Partilha, mas só se quiser
Agora que já sabe o que é o open banking, há que reforçar um ponto central: a decisão sobre a partilha da informação bancária cabe inteiramente ao consumidor. As instituições precisam sempre da sua permissão explícita para acederem aos seus dados, através das Application Programming Interfaces. Esse consentimento é renovado periodicamente e pode ser anulado quando desejar.
Além disso, todos os operadores são obrigados a cumprir, não apenas as normas de segurança exigidas pela diretiva europeia (DSP2), como a autenticação forte (que exige mais dados, para além da palavra-passe do utilizador, para que uma operação bancária seja autorizada), mas também as regras relativas ao Regulamento Geral de Proteção de Dados.
Assim, quando autorizar um banco a consultar o saldo de uma conta que tenha noutra instituição, os dados acedidos têm de limitar-se ao estritamente necessário para que o serviço solicitado (e autorizado) por si seja efetuado. E não podem, de modo algum, ser guardados pelo banco recetor. O mesmo se aplica aos serviços de iniciação de pagamentos.
E se correr mal?
Tal como qualquer instituição financeira autorizada, no âmbito do open banking, os prestadores de serviços não bancários também estão sujeitos à supervisão do Banco de Portugal e, para operarem, precisam da sua permissão. Assim, para confirmar se um dado operador é fidedigno, consulte, na página web do regulador, a lista das entidades de pagamento autorizadas, nacionais e estrangeiras.
Tomadas as precauções elementares, caso depare com uma operação não autorizada, como o pagamento de uma compra que não fez, o prestador de serviços de pagamento (o banco ou outro) é responsável por ressarci-lo, desde que não tenha havido negligência da sua parte (como, por exemplo, ter divulgado os seus códigos de acesso a terceiros). Para tal, deve reclamar junto da entidade em causa ou no Portal do Cliente Bancário.

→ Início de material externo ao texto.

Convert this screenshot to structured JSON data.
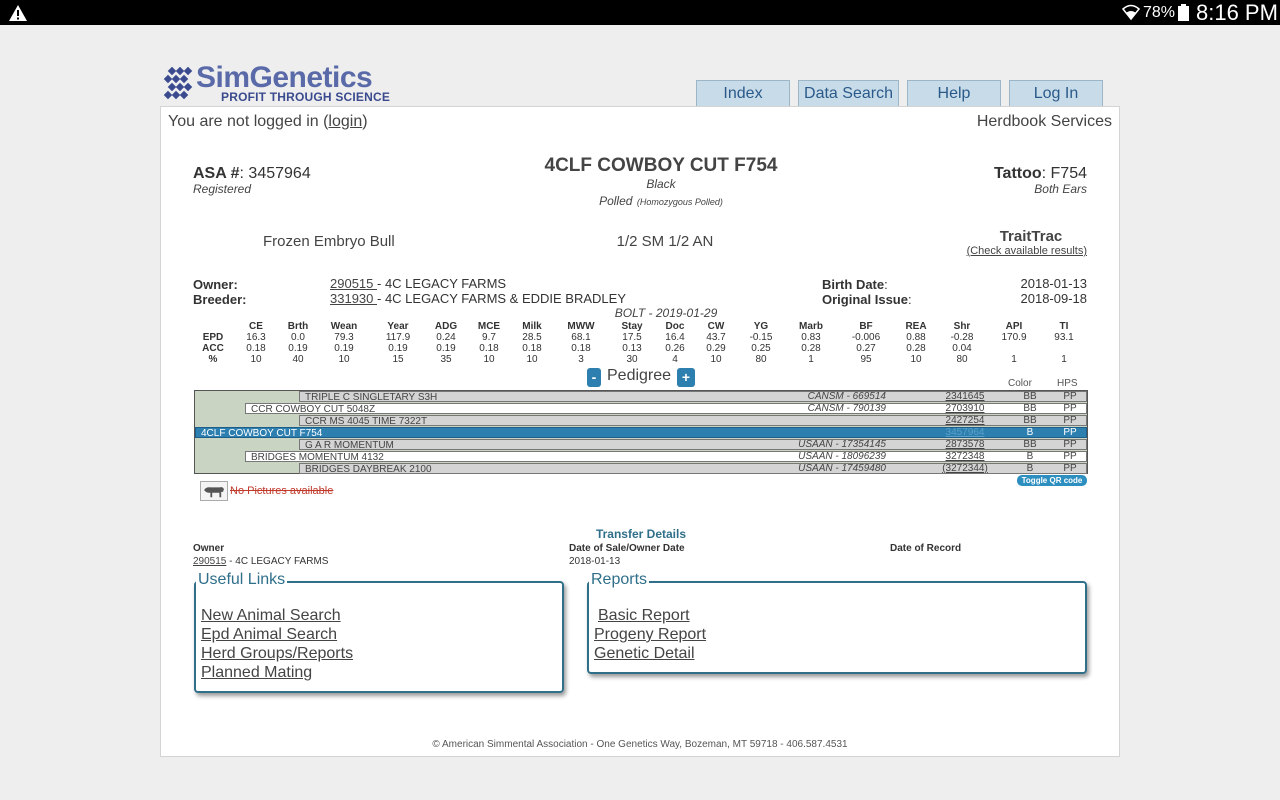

Em caso de utilização fraudulenta, só lhe podem ser cobrados até 50 euros.
As perspetivas são tranquilizadoras. Pelo menos, em teoria. Com tudo o que sabemos hoje sobre o mundo digital, as reconhecidas vantagens do open banking não devem ser vistas isoladamente. É importante considerar também os seus potenciais riscos, no que toca à privacidade, à segurança e ainda à exclusão financeira de quem vive à margem das novas tecnologias.